Why I’m not upgrading to Snow Leopard (yet)
[Update 10/28/09, I’ve upgraded to Snow Leopard and Lyx works fine if, as a commenter suggested, you “get info” then click the “Rosetta” option. I’ve had no other issues with Snow Leopard and can recommend it, even for people who use Lyx a lot].
[Update 12/7/09, The current version of Lyx works fine running as Intel native].
| Gabriel |
Snow Leopard was primarily aimed at cutting out the kruft and both speeding up key apps (e.g., a much faster Finder and Mail client) and providing opportunities for application developers to get even more juice out of it in the future (e.g., Grand Central and OpenCL). I think it’s totally laudable that Apple (and for that matter, Microsoft with Windows 7) is taking a step back from the relentless march of bloatware to emphasize core performance issues and take advantage of new hardware architecture (esp. multicore and big GPUs). Unfortunately this low-level stuff can create some incompatibilities, especially if there is a debate between the OS and app developer over API standards or the app developer just decided to ignore API standards.

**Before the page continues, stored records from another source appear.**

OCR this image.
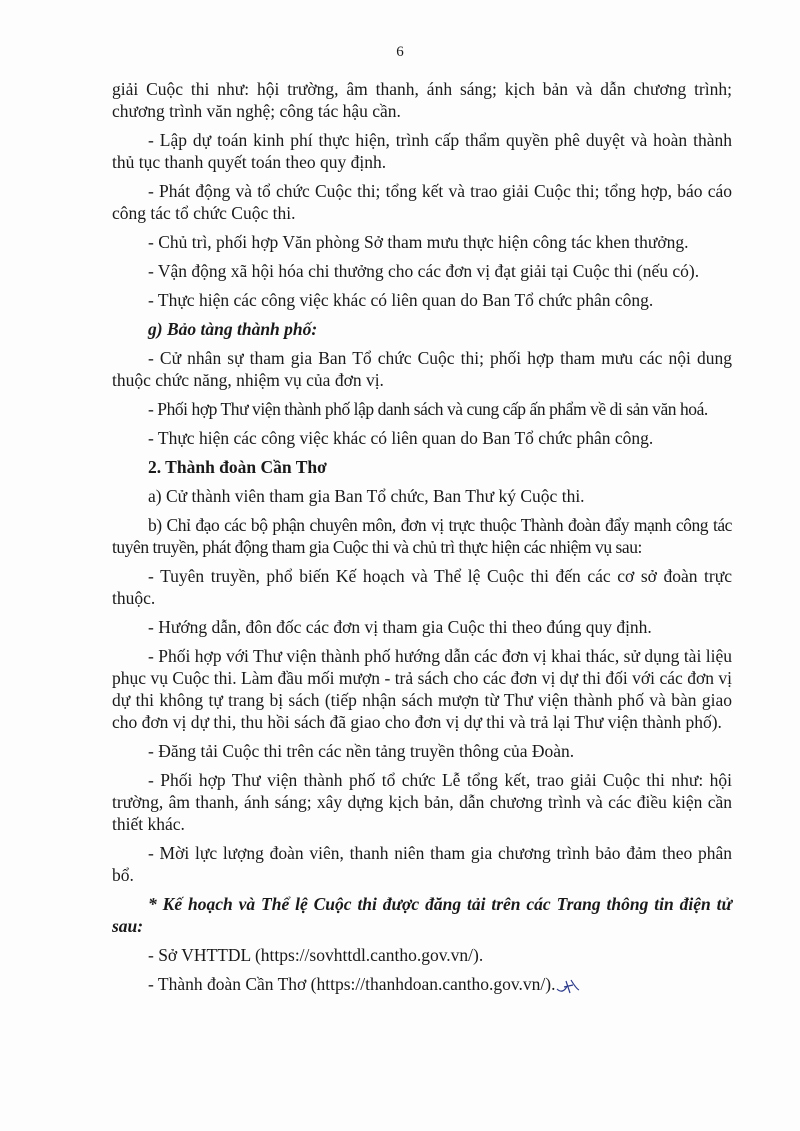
6
giải Cuộc thi như: hội trường, âm thanh, ánh sáng; kịch bản và dẫn chương trình; chương trình văn nghệ; công tác hậu cần.
- Lập dự toán kinh phí thực hiện, trình cấp thẩm quyền phê duyệt và hoàn thành thủ tục thanh quyết toán theo quy định.
- Phát động và tổ chức Cuộc thi; tổng kết và trao giải Cuộc thi; tổng hợp, báo cáo công tác tổ chức Cuộc thi.
- Chủ trì, phối hợp Văn phòng Sở tham mưu thực hiện công tác khen thưởng.
- Vận động xã hội hóa chi thưởng cho các đơn vị đạt giải tại Cuộc thi (nếu có).
- Thực hiện các công việc khác có liên quan do Ban Tổ chức phân công.
g) Bảo tàng thành phố:
- Cử nhân sự tham gia Ban Tổ chức Cuộc thi; phối hợp tham mưu các nội dung thuộc chức năng, nhiệm vụ của đơn vị.
- Phối hợp Thư viện thành phố lập danh sách và cung cấp ấn phẩm về di sản văn hoá.
- Thực hiện các công việc khác có liên quan do Ban Tổ chức phân công.
2. Thành đoàn Cần Thơ
a) Cử thành viên tham gia Ban Tổ chức, Ban Thư ký Cuộc thi.
b) Chỉ đạo các bộ phận chuyên môn, đơn vị trực thuộc Thành đoàn đẩy mạnh công tác tuyên truyền, phát động tham gia Cuộc thi và chủ trì thực hiện các nhiệm vụ sau:
- Tuyên truyền, phổ biến Kế hoạch và Thể lệ Cuộc thi đến các cơ sở đoàn trực thuộc.
- Hướng dẫn, đôn đốc các đơn vị tham gia Cuộc thi theo đúng quy định.
- Phối hợp với Thư viện thành phố hướng dẫn các đơn vị khai thác, sử dụng tài liệu phục vụ Cuộc thi. Làm đầu mối mượn - trả sách cho các đơn vị dự thi đối với các đơn vị dự thi không tự trang bị sách (tiếp nhận sách mượn từ Thư viện thành phố và bàn giao cho đơn vị dự thi, thu hồi sách đã giao cho đơn vị dự thi và trả lại Thư viện thành phố).
- Đăng tải Cuộc thi trên các nền tảng truyền thông của Đoàn.
- Phối hợp Thư viện thành phố tổ chức Lễ tổng kết, trao giải Cuộc thi như: hội trường, âm thanh, ánh sáng; xây dựng kịch bản, dẫn chương trình và các điều kiện cần thiết khác.
- Mời lực lượng đoàn viên, thanh niên tham gia chương trình bảo đảm theo phân bổ.
* Kế hoạch và Thể lệ Cuộc thi được đăng tải trên các Trang thông tin điện tử sau:
- Sở VHTTDL (https://sovhttdl.cantho.gov.vn/).
- Thành đoàn Cần Thơ (https://thanhdoan.cantho.gov.vn/).
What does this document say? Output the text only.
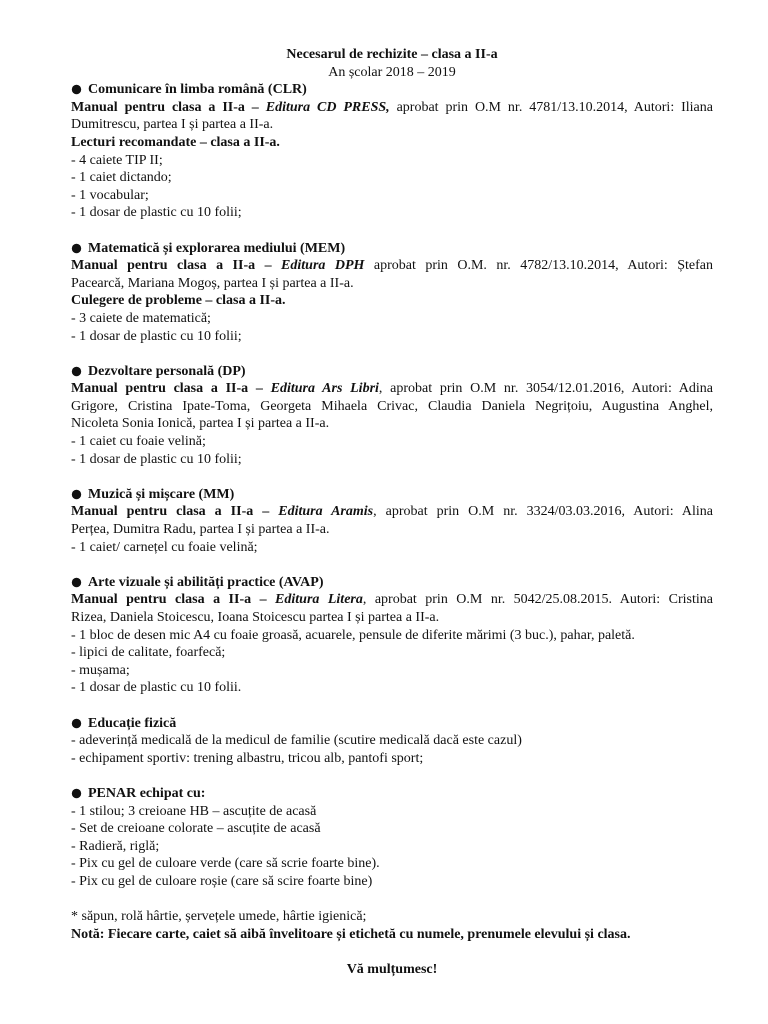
Necesarul de rechizite – clasa a II-a
An școlar 2018 – 2019
Comunicare în limba română (CLR)
Manual pentru clasa a II-a – Editura CD PRESS, aprobat prin O.M nr. 4781/13.10.2014, Autori: Iliana
Dumitrescu, partea I și partea a II-a.
Lecturi recomandate – clasa a II-a.
- 4 caiete TIP II;
- 1 caiet dictando;
- 1 vocabular;
- 1 dosar de plastic cu 10 folii;
Matematică și explorarea mediului (MEM)
Manual pentru clasa a II-a – Editura DPH aprobat prin O.M. nr. 4782/13.10.2014, Autori: Ștefan
Pacearcă, Mariana Mogoș, partea I și partea a II-a.
Culegere de probleme – clasa a II-a.
- 3 caiete de matematică;
- 1 dosar de plastic cu 10 folii;
Dezvoltare personală (DP)
Manual pentru clasa a II-a – Editura Ars Libri, aprobat prin O.M nr. 3054/12.01.2016, Autori: Adina
Grigore, Cristina Ipate-Toma, Georgeta Mihaela Crivac, Claudia Daniela Negrițoiu, Augustina Anghel,
Nicoleta Sonia Ionică, partea I și partea a II-a.
- 1 caiet cu foaie velină;
- 1 dosar de plastic cu 10 folii;
Muzică și mișcare (MM)
Manual pentru clasa a II-a – Editura Aramis, aprobat prin O.M nr. 3324/03.03.2016, Autori: Alina
Perțea, Dumitra Radu, partea I și partea a II-a.
- 1 caiet/ carnețel cu foaie velină;
Arte vizuale și abilități practice (AVAP)
Manual pentru clasa a II-a – Editura Litera, aprobat prin O.M nr. 5042/25.08.2015. Autori: Cristina
Rizea, Daniela Stoicescu, Ioana Stoicescu partea I și partea a II-a.
- 1 bloc de desen mic A4 cu foaie groasă, acuarele, pensule de diferite mărimi (3 buc.), pahar, paletă.
- lipici de calitate, foarfecă;
- mușama;
- 1 dosar de plastic cu 10 folii.
Educație fizică
- adeverință medicală de la medicul de familie (scutire medicală dacă este cazul)
- echipament sportiv: trening albastru, tricou alb, pantofi sport;
PENAR echipat cu:
- 1 stilou; 3 creioane HB – ascuțite de acasă
- Set de creioane colorate – ascuțite de acasă
- Radieră, riglă;
- Pix cu gel de culoare verde (care să scrie foarte bine).
- Pix cu gel de culoare roșie (care să scire foarte bine)
* săpun, rolă hârtie, șervețele umede, hârtie igienică;
Notă: Fiecare carte, caiet să aibă învelitoare și etichetă cu numele, prenumele elevului și clasa.
Vă mulțumesc!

The issue that kills it for me is that Lyx is unstable under OS X 10.6. So my choices are to a) give up Lyx and write raw LaTex b) run Lyx in a Ubuntu virtual machine or c) hold off on upgrading to Snow Leopard until Lyx gets patched, which should take a few months because this is low-level stuff and their team doesn’t have many Mac people. (Note that I’m not complaining, the Lyx team is generally very good about providing up-to-date Mac binaries rather than the usual thing of just directing you to the gruesome twosome of Fink+X11). Although it breaks my geeky heart, the obvious answer is “c, stick with 10.5 for now.” I’d consider the virtual machine work-around for something I use once in awhile, but I use Lyx several hours a day and that’s just too much hassle / performance hit to deal with.
Fortunately Stata (10 and 11), TextWrangler, TextMate, Smultron, R, and Crossover are all reported to work perfectly. If you don’t use Lyx (or anything else that’s buggy under 10.6, like SPSS 17), it’s probably a good idea to upgrade as it looks like a great version of the OS. However if it would break your favorite app, just wait it out. This especially makes sense given that all you’re getting right now is fairly small things like a faster Finder, better VPN+Entourage support, and snazzier QuickTime — the really amazing features of 10.6 (OpenCL+GrandCentral) won’t actually do anything until application developers rewrite their code to take advantage of them.